BO segregation analyses and joint segregation and linkage analyses were carried out using Loki version 2.4.5 (http://www.stat.washington.edu/thompson/Genepi/Loki.shtml). This approach allows analysis of a quantitative phenotype, using simultaneous modeling of multiple trait loci and multiple marker loci. Loki estimates posterior distributions of unknown parameters using a Bayesian reversible-jump MCMC sampler (Heath 1997), conditional on the data and assumptions of prior distributions on several parameters (Wijsman 2002). A Poisson distribution with mean 2 was used for the prior distribution of the number of QTLs. Genotype effects were sampled from a normal distribution with mean 0 and variance τβ. Optimal values of τβ were chosen by maximizing the mean total genetic variance in a segregation analysis. A uniform distribution was assumed for the location of QTLs. Adequacy of assumed prior distributions and of the resulting MCMC samples were evaluated with methods described in detail elsewhere (Wijsman and Yu 2004). An analysis with Loki yields posterior distributions for the total number of QTLs and QTLs with significant effect, the allele frequencies and genotype effects for each QTL, and the locations of linked QTLs. We report results as intensity ratios (IRs), the ratios of the number of QTLs accepted in a region relative to the number expected if the distribution of QTLs was uniform, given the posterior mean of the total number of QTLs per iteration. For the current work, 50,000 MCMC iterations were performed with every 2nd iteration saved. IRs were calculated over 2-cM intervals with an IR cutoff of 5 used to define a region of interest.

Segregation analyses

Complex segregation analyses (CSA) were performed using DS-1 and DS-C. We used DS-C to assess the potential bias in the DS-1 selection that was based on power to detect linkage to NWR. We estimated parameters of the mendelian model using the class D of the logistic regression models of Bonney (Bonney 1986) with the REGC program in S.A.G.E. (S.A.G.E. 1997). We matched mendelian models with and without polygenic components and compared them to one another and to an environmental model. Adequacy of the resulting models was assessed by fitting vs. fixing the value of the heterozygous transmission parameter. BO segregation analyses were performed using Loki with 50,000 iterations, in the same manner as linkage analyses but without including marker data. Each iteration yielded values for the total genetic variance over all QTLs, an effect size (defined as the square root of the genetic variance) for each QTL, and the residual (environmental) variance. QTL models from both analysis methods were compared to verify model similarity, and the point estimates from the CSA were used in the linkage analyses. Although trait model inaccuracy is to be expected, linkage detection with parametric approaches is robust to parameter misspecification, with only modest reduction in power to detect linkage (Blangero et al. 2000; Ott 1999).

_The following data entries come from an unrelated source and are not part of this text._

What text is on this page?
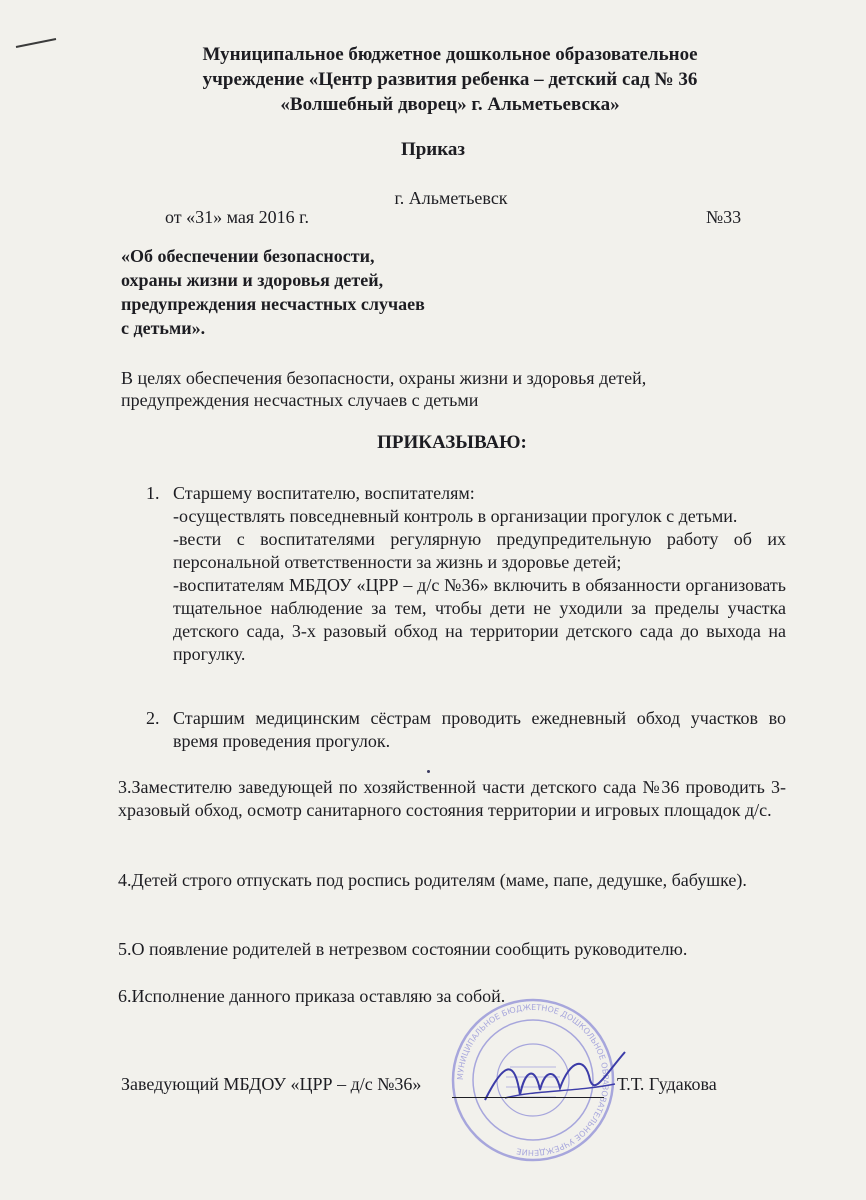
Муниципальное бюджетное дошкольное образовательное
учреждение «Центр развития ребенка – детский сад № 36
«Волшебный дворец» г. Альметьевска»
Приказ
г. Альметьевск
от «31» мая 2016 г.	№33
«Об обеспечении безопасности,
охраны жизни и здоровья детей,
предупреждения несчастных случаев
с детьми».
В целях обеспечения безопасности, охраны жизни и здоровья детей,
предупреждения несчастных случаев с детьми
ПРИКАЗЫВАЮ:
1. Старшему воспитателю, воспитателям:
-осуществлять повседневный контроль в организации прогулок с детьми.
-вести с воспитателями регулярную предупредительную работу об их персональной ответственности за жизнь и здоровье детей;
-воспитателям МБДОУ «ЦРР – д/с №36» включить в обязанности организовать тщательное наблюдение за тем, чтобы дети не уходили за пределы участка детского сада, 3-х разовый обход на территории детского сада до выхода на прогулку.
2. Старшим медицинским сёстрам проводить ежедневный обход участков во время проведения прогулок.
3.Заместителю заведующей по хозяйственной части детского сада №36 проводить 3-хразовый обход, осмотр санитарного состояния территории и игровых площадок д/с.
4.Детей строго отпускать под роспись родителям (маме, папе, дедушке, бабушке).
5.О появление родителей в нетрезвом состоянии сообщить руководителю.
6.Исполнение данного приказа оставляю за собой.
МУНИЦИПАЛЬНОЕ БЮДЖЕТНОЕ ДОШКОЛЬНОЕ ОБРАЗОВАТЕЛЬНОЕ УЧРЕЖДЕНИЕ
Заведующий МБДОУ «ЦРР – д/с №36»	Т.Т. Гудакова
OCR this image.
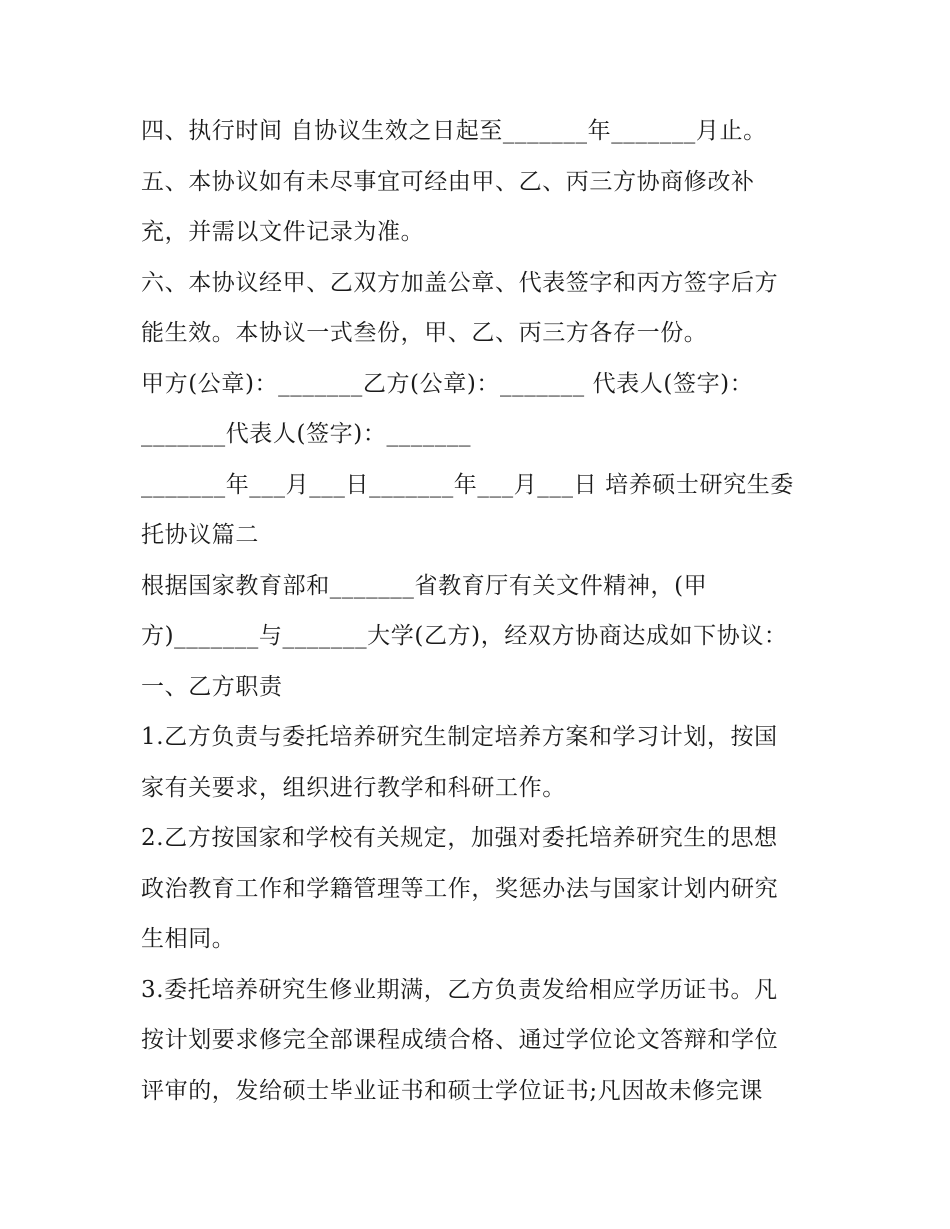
四、执行时间 自协议生效之日起至_______年_______月止。
五、本协议如有未尽事宜可经由甲、乙、丙三方协商修改补
充，并需以文件记录为准。
六、本协议经甲、乙双方加盖公章、代表签字和丙方签字后方
能生效。本协议一式叁份，甲、乙、丙三方各存一份。
甲方(公章)：_______乙方(公章)：_______ 代表人(签字)：
_______代表人(签字)：_______
_______年___月___日_______年___月___日 培养硕士研究生委
托协议篇二
根据国家教育部和_______省教育厅有关文件精神，(甲
方)_______与_______大学(乙方)，经双方协商达成如下协议：
一、乙方职责
1.乙方负责与委托培养研究生制定培养方案和学习计划，按国
家有关要求，组织进行教学和科研工作。
2.乙方按国家和学校有关规定，加强对委托培养研究生的思想
政治教育工作和学籍管理等工作，奖惩办法与国家计划内研究
生相同。
3.委托培养研究生修业期满，乙方负责发给相应学历证书。凡
按计划要求修完全部课程成绩合格、通过学位论文答辩和学位
评审的，发给硕士毕业证书和硕士学位证书;凡因故未修完课
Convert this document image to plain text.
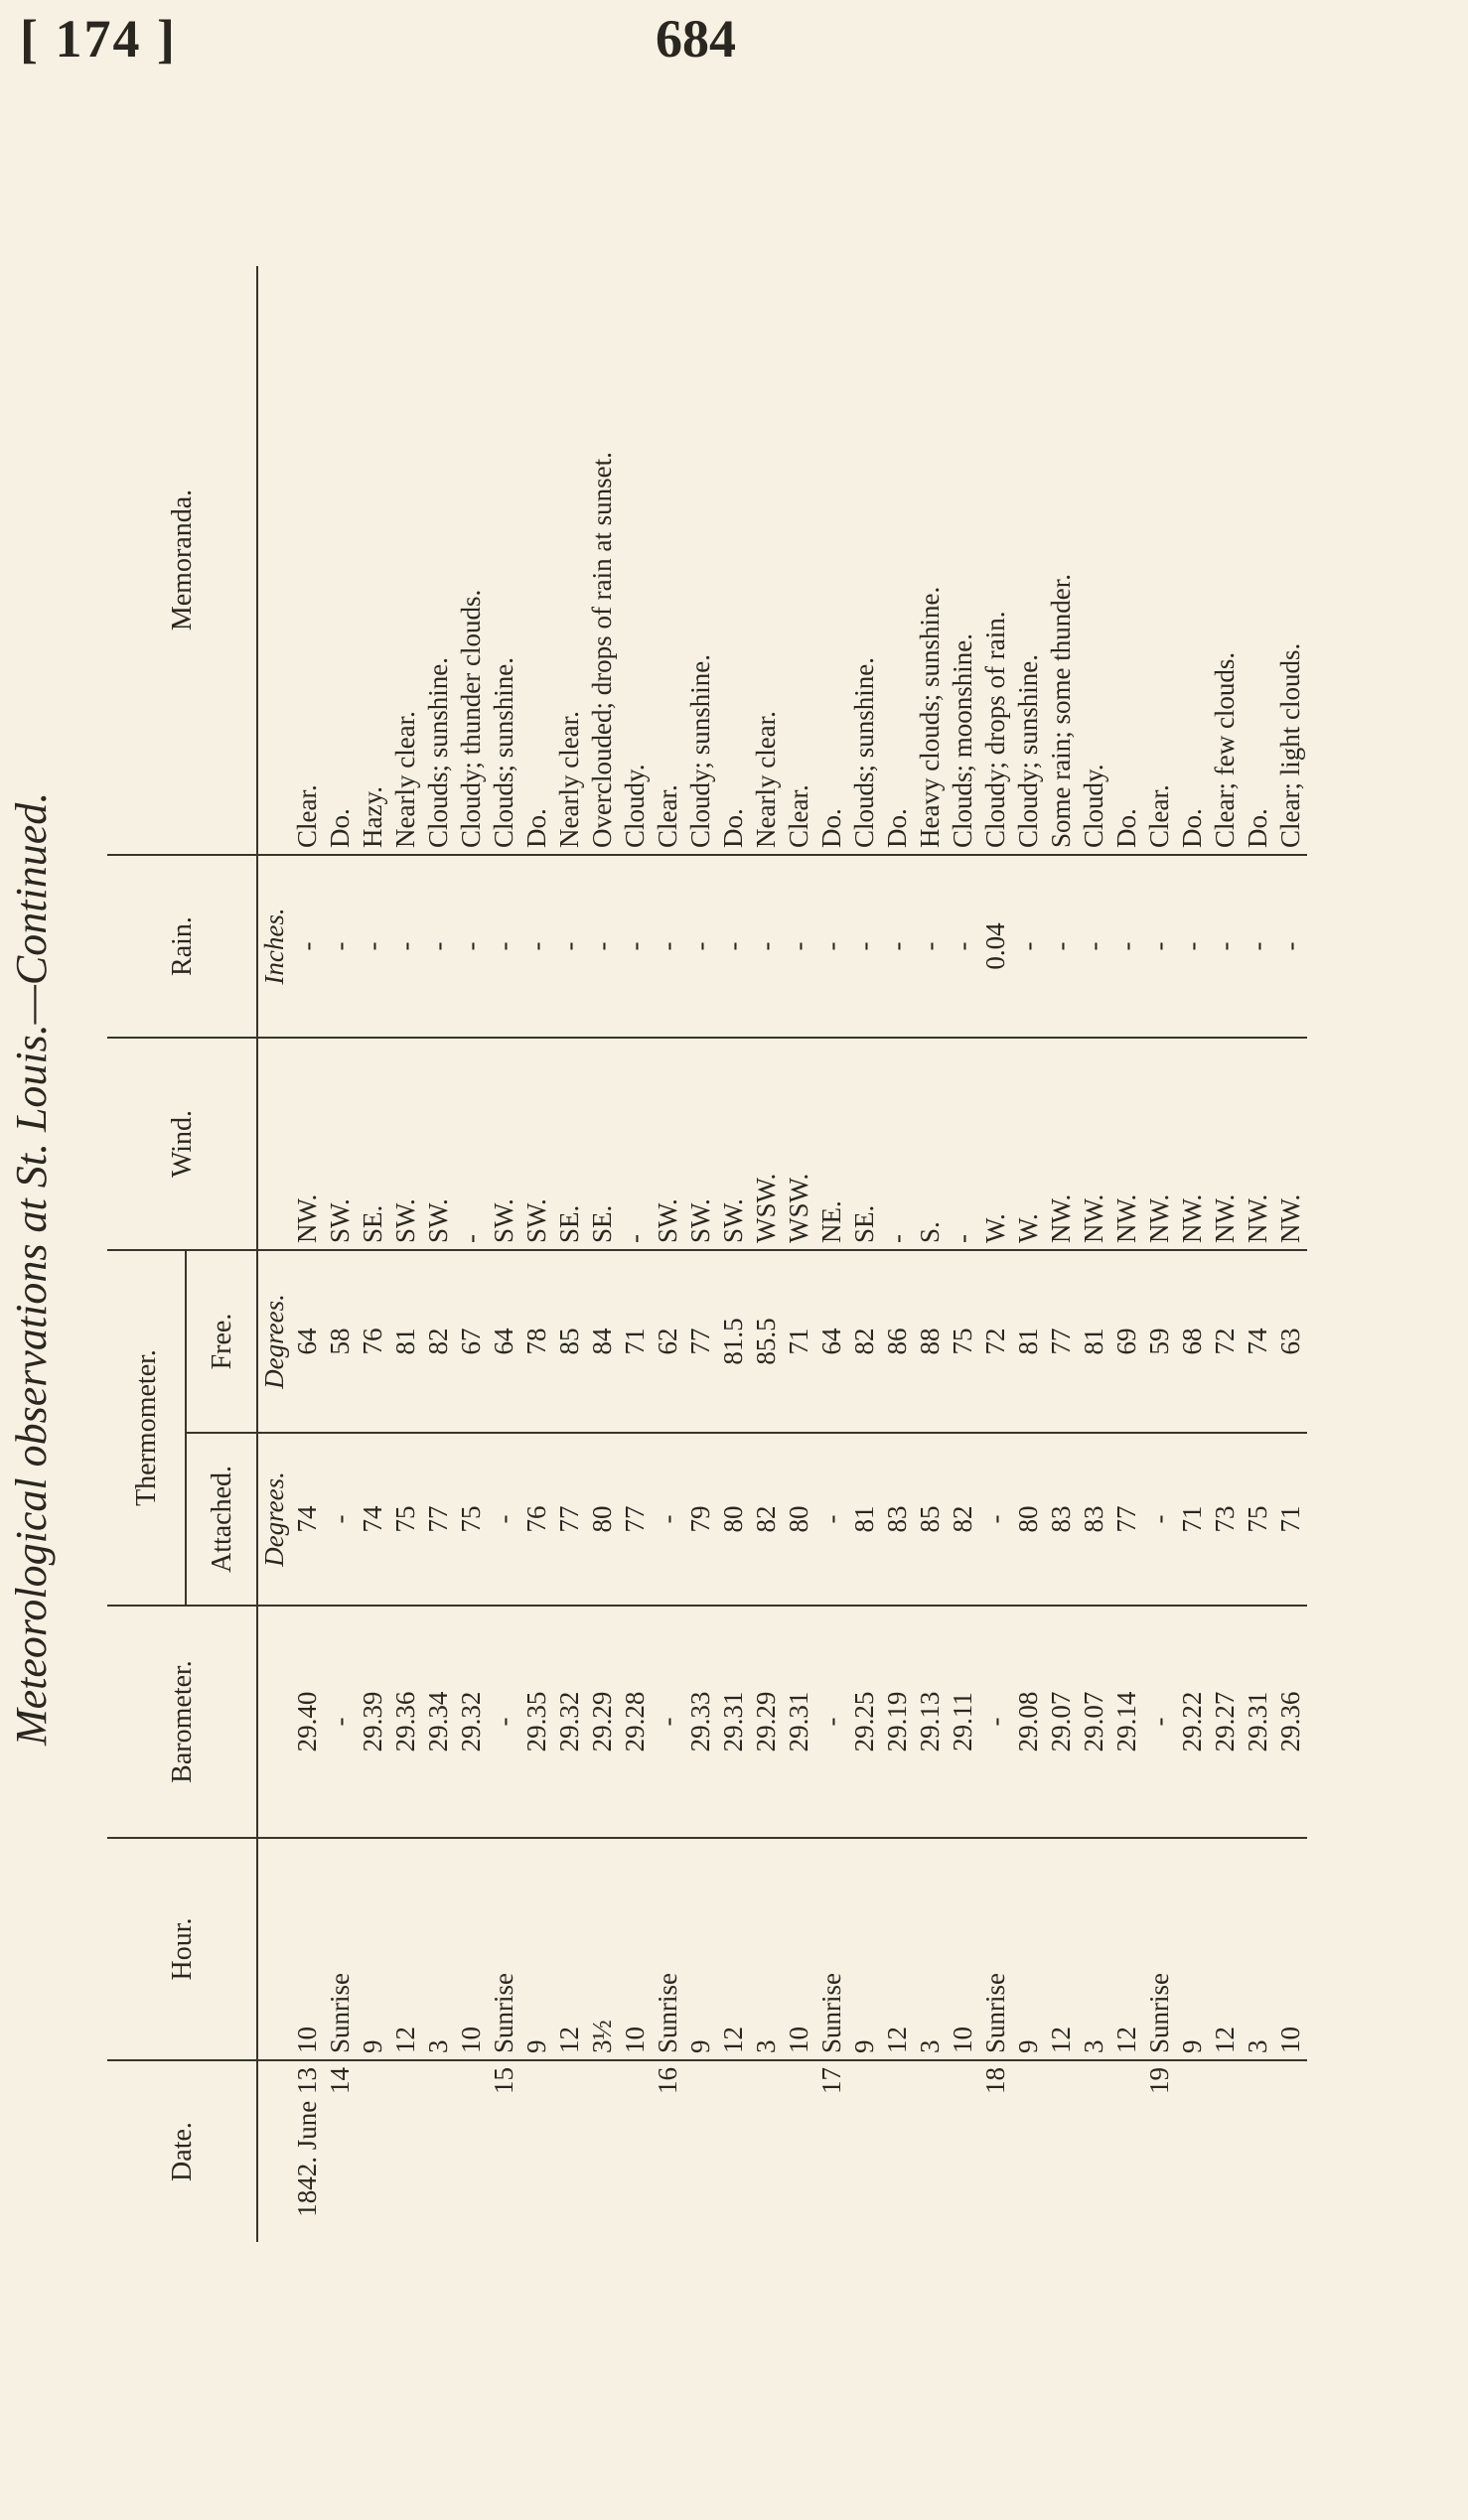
[ 174 ]	684
Meteorological observations at St. Louis.—Continued.
Date.	Hour.	Barometer.	Thermometer.		Wind.	Rain.	Memoranda.
			Attached.	Free.			
			Degrees.	Degrees.		Inches.	
1842. June 13	10	29.40	74	64	NW.	-	Clear.
14	Sunrise	-	-	58	SW.	-	Do.
	9	29.39	74	76	SE.	-	Hazy.
	12	29.36	75	81	SW.	-	Nearly clear.
	3	29.34	77	82	SW.	-	Clouds; sunshine.
	10	29.32	75	67	-	-	Cloudy; thunder clouds.
15	Sunrise	-	-	64	SW.	-	Clouds; sunshine.
	9	29.35	76	78	SW.	-	Do.
	12	29.32	77	85	SE.	-	Nearly clear.
	3½	29.29	80	84	SE.	-	Overclouded; drops of rain at sunset.
	10	29.28	77	71	-	-	Cloudy.
16	Sunrise	-	-	62	SW.	-	Clear.
	9	29.33	79	77	SW.	-	Cloudy; sunshine.
	12	29.31	80	81.5	SW.	-	Do.
	3	29.29	82	85.5	WSW.	-	Nearly clear.
	10	29.31	80	71	WSW.	-	Clear.
17	Sunrise	-	-	64	NE.	-	Do.
	9	29.25	81	82	SE.	-	Clouds; sunshine.
	12	29.19	83	86	-	-	Do.
	3	29.13	85	88	S.	-	Heavy clouds; sunshine.
	10	29.11	82	75	-	-	Clouds; moonshine.
18	Sunrise	-	-	72	W.	0.04	Cloudy; drops of rain.
	9	29.08	80	81	W.	-	Cloudy; sunshine.
	12	29.07	83	77	NW.	-	Some rain; some thunder.
	3	29.07	83	81	NW.	-	Cloudy.
	12	29.14	77	69	NW.	-	Do.
19	Sunrise	-	-	59	NW.	-	Clear.
	9	29.22	71	68	NW.	-	Do.
	12	29.27	73	72	NW.	-	Clear; few clouds.
	3	29.31	75	74	NW.	-	Do.
	10	29.36	71	63	NW.	-	Clear; light clouds.
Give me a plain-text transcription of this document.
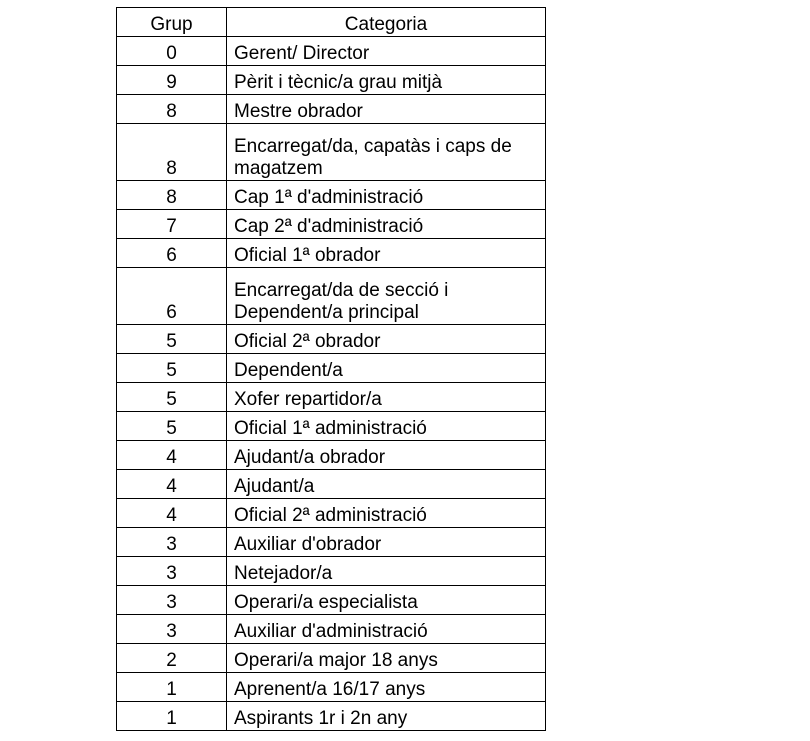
Grup	Categoria
0	Gerent/ Director
9	Pèrit i tècnic/a grau mitjà
8	Mestre obrador
8	Encarregat/da, capatàs i caps de magatzem
8	Cap 1ª d'administració
7	Cap 2ª d'administració
6	Oficial 1ª obrador
6	Encarregat/da de secció i Dependent/a principal
5	Oficial 2ª obrador
5	Dependent/a
5	Xofer repartidor/a
5	Oficial 1ª administració
4	Ajudant/a obrador
4	Ajudant/a
4	Oficial 2ª administració
3	Auxiliar d'obrador
3	Netejador/a
3	Operari/a especialista
3	Auxiliar d'administració
2	Operari/a major 18 anys
1	Aprenent/a 16/17 anys
1	Aspirants 1r i 2n any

Parametric LOD score analyses

FASTLINK (Cottingham et al. 1993) was used to calculate exact single-marker parametric LOD scores. Because of computational constraints of multipoint analysis, whole-chromosome multipoint parametric LOD scores were calculated using the MCMC-based program lm_markers from the MORGAN suite of programs (http://www.stat.washington.edu/Thompson/Genepi/MORGAN/Morgan.shtml). FASTLINK and lm_markers are the only available programs that can compute parametric LOD scores for a quantitative trait model. The transmission models for these analyses were obtained from CSA using DS-1.

Analysis of DS-C

Genotyping in DS-1 and DS-2 was performed using two different MGS marker panels. It was important to allow for different marker allele frequencies in DS-1 and DS-2 because there are differences in allele scoring for markers shared between the two panels. For the VC analyses, the IBD scores were calculated separately, and in the MCMC analysis, an option was used that allowed for different allele frequencies in two data sets. For the parametric LOD-score analysis, DS-1 and DS-2 were analyzed separately, and the resulting LOD scores were added.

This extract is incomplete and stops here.